Nelle fotografie del 1980 che ritraggono Enrico Berlinguer ai cancelli di Mirafiori, Gianotti è quello a sinistra del segretario generale del Partito. Allora era segretario della Federazione comunista di Torino. Oggi spiega così la pressione, magari non materiale ma strategico-psicologica, che Marchionne subisce da oltreoceano: il primo azionista ha accettato la riduzione della paga oraria dei suoi iscritti da 28 a 14 dollari e, per un sindacalista di Auburn Hills, è perfino difficile capire cosa sia l'intangibilità del contratto nazionale del lavoro.
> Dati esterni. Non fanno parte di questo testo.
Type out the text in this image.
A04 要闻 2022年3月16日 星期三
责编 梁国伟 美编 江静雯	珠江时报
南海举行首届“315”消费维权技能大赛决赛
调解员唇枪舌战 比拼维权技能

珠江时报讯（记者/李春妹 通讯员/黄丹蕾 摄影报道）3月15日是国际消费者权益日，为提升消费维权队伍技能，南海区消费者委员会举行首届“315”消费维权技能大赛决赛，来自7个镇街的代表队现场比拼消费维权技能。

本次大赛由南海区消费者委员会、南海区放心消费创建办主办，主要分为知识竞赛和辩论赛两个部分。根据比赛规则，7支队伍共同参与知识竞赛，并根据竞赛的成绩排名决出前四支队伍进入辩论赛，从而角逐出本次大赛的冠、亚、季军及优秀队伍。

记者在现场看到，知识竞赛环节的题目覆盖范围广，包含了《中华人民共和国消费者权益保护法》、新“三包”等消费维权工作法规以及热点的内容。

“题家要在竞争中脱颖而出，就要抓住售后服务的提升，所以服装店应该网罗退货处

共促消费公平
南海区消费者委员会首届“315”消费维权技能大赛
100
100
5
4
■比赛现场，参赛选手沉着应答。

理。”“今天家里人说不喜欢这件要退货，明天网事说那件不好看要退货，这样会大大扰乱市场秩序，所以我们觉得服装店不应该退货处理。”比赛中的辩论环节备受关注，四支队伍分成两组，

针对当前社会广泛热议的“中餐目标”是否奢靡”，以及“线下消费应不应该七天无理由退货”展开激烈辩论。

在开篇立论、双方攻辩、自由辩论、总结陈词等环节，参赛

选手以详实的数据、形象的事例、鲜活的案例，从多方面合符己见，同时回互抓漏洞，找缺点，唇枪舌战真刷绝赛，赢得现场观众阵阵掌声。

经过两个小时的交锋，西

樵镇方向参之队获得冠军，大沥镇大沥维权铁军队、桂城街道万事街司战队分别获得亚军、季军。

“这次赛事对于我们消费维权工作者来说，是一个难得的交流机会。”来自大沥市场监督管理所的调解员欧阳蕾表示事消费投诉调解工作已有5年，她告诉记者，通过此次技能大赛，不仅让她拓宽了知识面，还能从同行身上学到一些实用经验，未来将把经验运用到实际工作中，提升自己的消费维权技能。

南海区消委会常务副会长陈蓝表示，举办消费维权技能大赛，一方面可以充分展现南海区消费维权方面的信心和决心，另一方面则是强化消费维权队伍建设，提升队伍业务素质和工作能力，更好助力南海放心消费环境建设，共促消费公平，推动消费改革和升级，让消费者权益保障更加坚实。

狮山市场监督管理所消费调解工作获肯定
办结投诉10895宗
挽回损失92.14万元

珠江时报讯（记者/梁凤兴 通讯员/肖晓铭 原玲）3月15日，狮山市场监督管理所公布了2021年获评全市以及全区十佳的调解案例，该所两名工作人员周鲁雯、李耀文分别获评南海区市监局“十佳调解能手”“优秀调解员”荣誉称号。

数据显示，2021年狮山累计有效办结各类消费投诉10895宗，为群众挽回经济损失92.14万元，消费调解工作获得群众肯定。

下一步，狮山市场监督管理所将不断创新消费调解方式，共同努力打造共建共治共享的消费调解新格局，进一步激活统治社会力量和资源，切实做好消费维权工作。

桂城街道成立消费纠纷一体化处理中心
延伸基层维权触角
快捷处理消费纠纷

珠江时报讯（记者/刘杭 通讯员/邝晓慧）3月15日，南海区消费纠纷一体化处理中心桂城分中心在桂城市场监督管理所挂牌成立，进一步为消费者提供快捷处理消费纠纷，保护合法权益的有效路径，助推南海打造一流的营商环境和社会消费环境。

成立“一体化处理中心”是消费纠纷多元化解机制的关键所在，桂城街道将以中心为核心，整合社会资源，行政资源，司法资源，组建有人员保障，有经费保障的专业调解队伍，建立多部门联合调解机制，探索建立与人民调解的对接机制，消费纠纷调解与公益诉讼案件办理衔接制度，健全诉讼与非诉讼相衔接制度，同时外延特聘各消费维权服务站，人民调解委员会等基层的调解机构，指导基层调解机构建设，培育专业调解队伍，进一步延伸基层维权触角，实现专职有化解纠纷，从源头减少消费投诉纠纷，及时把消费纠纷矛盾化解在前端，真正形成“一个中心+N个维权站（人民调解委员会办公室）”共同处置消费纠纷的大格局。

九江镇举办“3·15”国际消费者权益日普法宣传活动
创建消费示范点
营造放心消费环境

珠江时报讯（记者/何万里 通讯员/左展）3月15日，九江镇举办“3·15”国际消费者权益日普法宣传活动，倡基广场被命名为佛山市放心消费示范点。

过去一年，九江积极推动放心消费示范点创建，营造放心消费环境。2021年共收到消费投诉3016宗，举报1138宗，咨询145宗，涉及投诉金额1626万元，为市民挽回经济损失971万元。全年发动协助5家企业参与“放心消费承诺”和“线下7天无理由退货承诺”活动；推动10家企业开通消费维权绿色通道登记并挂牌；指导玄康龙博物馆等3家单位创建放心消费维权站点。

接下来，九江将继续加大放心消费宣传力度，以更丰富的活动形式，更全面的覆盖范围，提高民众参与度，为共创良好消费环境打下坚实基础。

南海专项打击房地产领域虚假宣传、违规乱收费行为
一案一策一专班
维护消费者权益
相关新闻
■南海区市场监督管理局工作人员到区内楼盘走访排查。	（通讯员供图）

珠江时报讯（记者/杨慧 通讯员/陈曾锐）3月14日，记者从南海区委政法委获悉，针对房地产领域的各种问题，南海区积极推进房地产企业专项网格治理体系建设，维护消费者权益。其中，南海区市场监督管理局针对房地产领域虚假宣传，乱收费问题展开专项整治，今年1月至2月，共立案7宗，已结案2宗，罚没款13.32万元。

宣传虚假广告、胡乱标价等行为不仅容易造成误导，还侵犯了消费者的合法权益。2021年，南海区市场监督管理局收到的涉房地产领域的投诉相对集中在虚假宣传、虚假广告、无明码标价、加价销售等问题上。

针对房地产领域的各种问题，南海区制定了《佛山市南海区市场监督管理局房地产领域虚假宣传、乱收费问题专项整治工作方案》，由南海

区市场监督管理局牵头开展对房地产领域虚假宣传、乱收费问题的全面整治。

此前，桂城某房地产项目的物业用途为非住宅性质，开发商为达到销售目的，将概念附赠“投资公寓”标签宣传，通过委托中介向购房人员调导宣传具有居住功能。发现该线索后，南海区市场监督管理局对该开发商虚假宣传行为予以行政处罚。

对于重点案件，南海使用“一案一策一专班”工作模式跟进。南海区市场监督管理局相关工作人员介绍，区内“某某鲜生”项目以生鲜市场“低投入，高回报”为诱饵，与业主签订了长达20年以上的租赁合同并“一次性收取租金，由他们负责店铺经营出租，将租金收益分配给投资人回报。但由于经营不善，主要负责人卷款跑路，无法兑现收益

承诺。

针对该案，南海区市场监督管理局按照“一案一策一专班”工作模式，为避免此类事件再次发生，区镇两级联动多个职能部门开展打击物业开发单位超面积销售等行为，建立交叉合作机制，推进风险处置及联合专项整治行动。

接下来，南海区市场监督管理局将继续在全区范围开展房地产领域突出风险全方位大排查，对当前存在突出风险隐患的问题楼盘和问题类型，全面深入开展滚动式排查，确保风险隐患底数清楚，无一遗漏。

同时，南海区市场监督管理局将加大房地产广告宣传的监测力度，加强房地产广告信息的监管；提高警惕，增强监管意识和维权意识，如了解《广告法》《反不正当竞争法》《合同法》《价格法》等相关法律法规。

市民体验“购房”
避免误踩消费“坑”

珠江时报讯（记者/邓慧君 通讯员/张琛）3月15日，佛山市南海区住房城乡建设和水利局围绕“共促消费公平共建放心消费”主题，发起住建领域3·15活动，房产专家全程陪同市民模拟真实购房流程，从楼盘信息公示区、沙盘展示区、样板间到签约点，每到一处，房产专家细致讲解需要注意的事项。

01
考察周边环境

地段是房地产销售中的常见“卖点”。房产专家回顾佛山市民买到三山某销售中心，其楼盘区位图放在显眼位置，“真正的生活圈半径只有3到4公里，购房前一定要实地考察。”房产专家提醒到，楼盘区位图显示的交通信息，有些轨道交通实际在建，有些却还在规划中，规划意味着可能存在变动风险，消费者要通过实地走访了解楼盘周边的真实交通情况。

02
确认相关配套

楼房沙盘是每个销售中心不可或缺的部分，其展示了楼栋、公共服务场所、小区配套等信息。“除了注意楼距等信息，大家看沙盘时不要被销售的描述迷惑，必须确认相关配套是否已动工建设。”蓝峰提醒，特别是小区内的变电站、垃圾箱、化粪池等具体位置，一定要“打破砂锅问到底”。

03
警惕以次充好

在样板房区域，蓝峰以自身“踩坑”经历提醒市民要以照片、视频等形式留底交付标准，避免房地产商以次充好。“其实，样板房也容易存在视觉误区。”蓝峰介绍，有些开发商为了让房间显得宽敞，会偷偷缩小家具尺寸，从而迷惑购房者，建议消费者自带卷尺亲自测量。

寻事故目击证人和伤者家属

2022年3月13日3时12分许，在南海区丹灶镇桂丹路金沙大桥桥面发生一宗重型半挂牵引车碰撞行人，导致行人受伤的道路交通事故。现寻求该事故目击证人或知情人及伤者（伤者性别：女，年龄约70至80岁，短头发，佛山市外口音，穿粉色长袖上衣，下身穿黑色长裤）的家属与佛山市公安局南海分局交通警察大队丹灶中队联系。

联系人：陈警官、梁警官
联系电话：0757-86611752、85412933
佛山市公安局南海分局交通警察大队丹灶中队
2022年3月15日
Così, mentre l'occhio del vecchio comunista coglie l'essenzialità delle nuove questioni della globalizzazione, il presidente della Regione Piemonte, il leghista Roberto Cota, alla conferenza stampa di fine anno, a trattativa ancora in corso aveva spiegato a tutti che «l'esito positivo sarebbe un bel segnale dal punto di vista psicologico». Che il problema sia psicologico, senz'altro. La questione però è anche materiale. «L'investimento di Mirafiori - dice Tom Dealessandri, vicesindaco e sindacalista di lungo corso - è la conferma che a Torino si può investire nella manifattura. Due terzi degli occupati nel nostro manifatturiero si trovano nella fabbrica principale e nell'indotto. Senza l'investimento, si sarebbe creato un cratere in grado di inghiottire tutto». Dunque, in qualche maniera la paura, rientrata, su Mirafiori rappresenta la conferma che l'anima economica di Torino, e forse dell'intero paese, resta profondamente manifatturiera. «Il valore aggiunto e l'occupazione che si creano nella fabbrica - sottolinea Dealessandri - sono di gran lunga maggiori rispetto a quelli del terziario. Dobbiamo farcene una ragione».